An external media channel external_1733760650.4 is created, which is crucial for handling audio streams between Asterisk and external systems like OpenAI.
Bridge Creation and Channel Addition:
{"level":"info","message":"Created mixing bridge 7028ae525-f4c1-4fca-bea9-f9ac74d08861","timestamp":"2024-12-09T16:10:50.146Z"}
{"level":"info","message":"Added channels to bridge","timestamp":"2024-12-09T16:10:50.659Z"}
A mixing bridge with ID 028ae525-f4c1-4fca-bea9-f9ac74d08861 is created. This bridge is used to mix audio streams from different channels.
Channels are added to this bridge, allowing for the integration of audio from the external media channel and other sources.
Connection to OpenAI Realtime API:
{"level":"info","message":"Connecting to OpenAI Realtime API...","timestamp":"2024-12-09T16:10:50.660Z"}
{"level":"info","message":"WebSocket connection established","timestamp":"2024-12-09T16:10:51.487Z"}
The system connects to the OpenAI Realtime API, establishing a WebSocket connection for real-time communication.
Session Initialization and Welcome Message:
The session is initialized with specific configurations, including audio format and instructions for the virtual assistant.
A welcome message is generated and received.
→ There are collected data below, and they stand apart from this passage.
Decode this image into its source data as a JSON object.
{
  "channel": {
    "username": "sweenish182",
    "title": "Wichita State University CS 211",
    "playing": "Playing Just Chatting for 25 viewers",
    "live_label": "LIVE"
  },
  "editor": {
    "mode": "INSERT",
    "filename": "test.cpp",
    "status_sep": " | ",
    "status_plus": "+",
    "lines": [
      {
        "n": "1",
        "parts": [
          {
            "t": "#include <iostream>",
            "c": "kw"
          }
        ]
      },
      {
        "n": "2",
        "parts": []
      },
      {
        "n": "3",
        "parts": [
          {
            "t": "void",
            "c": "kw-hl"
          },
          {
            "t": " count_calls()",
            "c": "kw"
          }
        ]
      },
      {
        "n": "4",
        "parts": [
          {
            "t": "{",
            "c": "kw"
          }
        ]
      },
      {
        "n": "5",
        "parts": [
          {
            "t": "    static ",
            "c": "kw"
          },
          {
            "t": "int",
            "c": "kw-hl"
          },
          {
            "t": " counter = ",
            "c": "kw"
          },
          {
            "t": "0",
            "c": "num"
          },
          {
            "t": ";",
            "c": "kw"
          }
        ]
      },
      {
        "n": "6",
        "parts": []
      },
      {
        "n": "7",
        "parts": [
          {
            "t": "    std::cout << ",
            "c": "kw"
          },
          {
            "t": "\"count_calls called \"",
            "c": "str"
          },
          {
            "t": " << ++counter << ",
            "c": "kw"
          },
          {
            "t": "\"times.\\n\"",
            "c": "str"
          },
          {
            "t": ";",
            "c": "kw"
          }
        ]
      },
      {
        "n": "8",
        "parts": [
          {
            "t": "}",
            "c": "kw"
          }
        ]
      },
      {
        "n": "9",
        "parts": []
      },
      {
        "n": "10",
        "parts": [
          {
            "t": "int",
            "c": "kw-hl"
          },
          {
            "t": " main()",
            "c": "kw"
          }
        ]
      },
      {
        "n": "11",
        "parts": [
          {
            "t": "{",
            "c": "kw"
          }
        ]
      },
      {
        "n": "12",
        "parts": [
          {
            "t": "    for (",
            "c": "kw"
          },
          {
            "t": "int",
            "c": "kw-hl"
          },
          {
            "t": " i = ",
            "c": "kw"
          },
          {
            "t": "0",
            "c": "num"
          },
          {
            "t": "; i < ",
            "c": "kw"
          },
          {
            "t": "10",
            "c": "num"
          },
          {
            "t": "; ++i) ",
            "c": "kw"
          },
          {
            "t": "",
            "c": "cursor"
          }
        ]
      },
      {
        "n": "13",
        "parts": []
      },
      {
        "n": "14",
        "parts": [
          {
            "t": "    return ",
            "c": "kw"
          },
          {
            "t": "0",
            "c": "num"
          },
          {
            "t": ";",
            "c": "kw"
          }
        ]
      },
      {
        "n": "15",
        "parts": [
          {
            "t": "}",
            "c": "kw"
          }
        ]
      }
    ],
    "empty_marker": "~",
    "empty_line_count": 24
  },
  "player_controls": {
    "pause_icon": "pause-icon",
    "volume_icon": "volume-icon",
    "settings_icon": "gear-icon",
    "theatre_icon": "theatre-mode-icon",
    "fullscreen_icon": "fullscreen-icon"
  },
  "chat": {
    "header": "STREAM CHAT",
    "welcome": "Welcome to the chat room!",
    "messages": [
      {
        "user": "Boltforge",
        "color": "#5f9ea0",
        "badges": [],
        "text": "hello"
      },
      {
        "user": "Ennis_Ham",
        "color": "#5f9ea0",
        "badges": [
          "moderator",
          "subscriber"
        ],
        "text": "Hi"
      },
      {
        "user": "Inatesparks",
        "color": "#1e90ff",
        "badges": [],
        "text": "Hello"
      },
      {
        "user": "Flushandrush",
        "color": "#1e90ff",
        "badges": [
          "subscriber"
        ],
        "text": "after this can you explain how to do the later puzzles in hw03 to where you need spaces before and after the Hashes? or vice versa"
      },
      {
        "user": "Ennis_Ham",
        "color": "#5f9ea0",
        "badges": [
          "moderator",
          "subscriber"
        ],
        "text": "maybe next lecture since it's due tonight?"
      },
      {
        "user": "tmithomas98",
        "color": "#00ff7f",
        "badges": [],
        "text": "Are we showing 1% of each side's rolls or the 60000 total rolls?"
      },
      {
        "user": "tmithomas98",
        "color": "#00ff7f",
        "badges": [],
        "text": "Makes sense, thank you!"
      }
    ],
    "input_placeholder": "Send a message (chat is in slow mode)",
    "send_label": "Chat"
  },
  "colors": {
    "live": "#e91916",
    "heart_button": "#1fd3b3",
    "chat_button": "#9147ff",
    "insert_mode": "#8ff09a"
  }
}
This confirms that the system is correctly receiving and processing the welcome audio from OpenAI.
The system starts playback of the audio file chunk_1733760652759.wav, which contains the welcome message.
Conclusion
The logs indicate that the system is correctly handling the audio streams between Asterisk and OpenAI. The external media channel and mixing bridge are set up properly, and the welcome message from OpenAI is received and played back successfully. This confirms that the audio capture and transmission to OpenAI are functioning as expected.
Issue:
I’m trying to capture the caller’s audio for debugging purposes and send it to may node.js app. The bridge is created successfully and the channels are connected, but I’m not receiving the caller’s audio in my application.
You should be able to take a packet capture and verify that the rtp stream to the external media port is set up correctly and contains the expected audio.
I’m assuming your application is set up to receive the rtp stream to proxy to OpenAI?
The caller’s audio coming from ExternalMedia() is actually an RTP stream, you are not mentioning how you are trying to send it to the nodejs app, but I can tell you the nodejs app would have to be listening in the same server as Asterisk. I mean, you could send it to a separate server but keep in mind you can’t send pure RTP straight through a TCP pipe unless it is wrapped by an additional layer.
I’m working with a SoftMix bridge in Asterisk and have configured it to use external media. While the bridge itself seems to be functioning
astervoice*CLI> bridge show all
Bridge-ID Chans Type Technology Duration
voicebot_1733943994.0 3 stasis softmix 00:00:05
I’m struggling to capture the caller’s audio. My goal is to forward the caller’s audio to the external media endpoint to my node app.
Questions:
How can I configure Asterisk to properly send the caller’s audio to the external media in this setup?
Are there specific bridge settings, channel options, or external media parameters I might be overlooking?
So you’re not using external media as provided by ARI, you’re using a Local channel instead. From the given code it doesn’t appear you are calling “dial” on the created channel if “create” is actually using the create ARI route, so I would not expect anything to happen until that is done.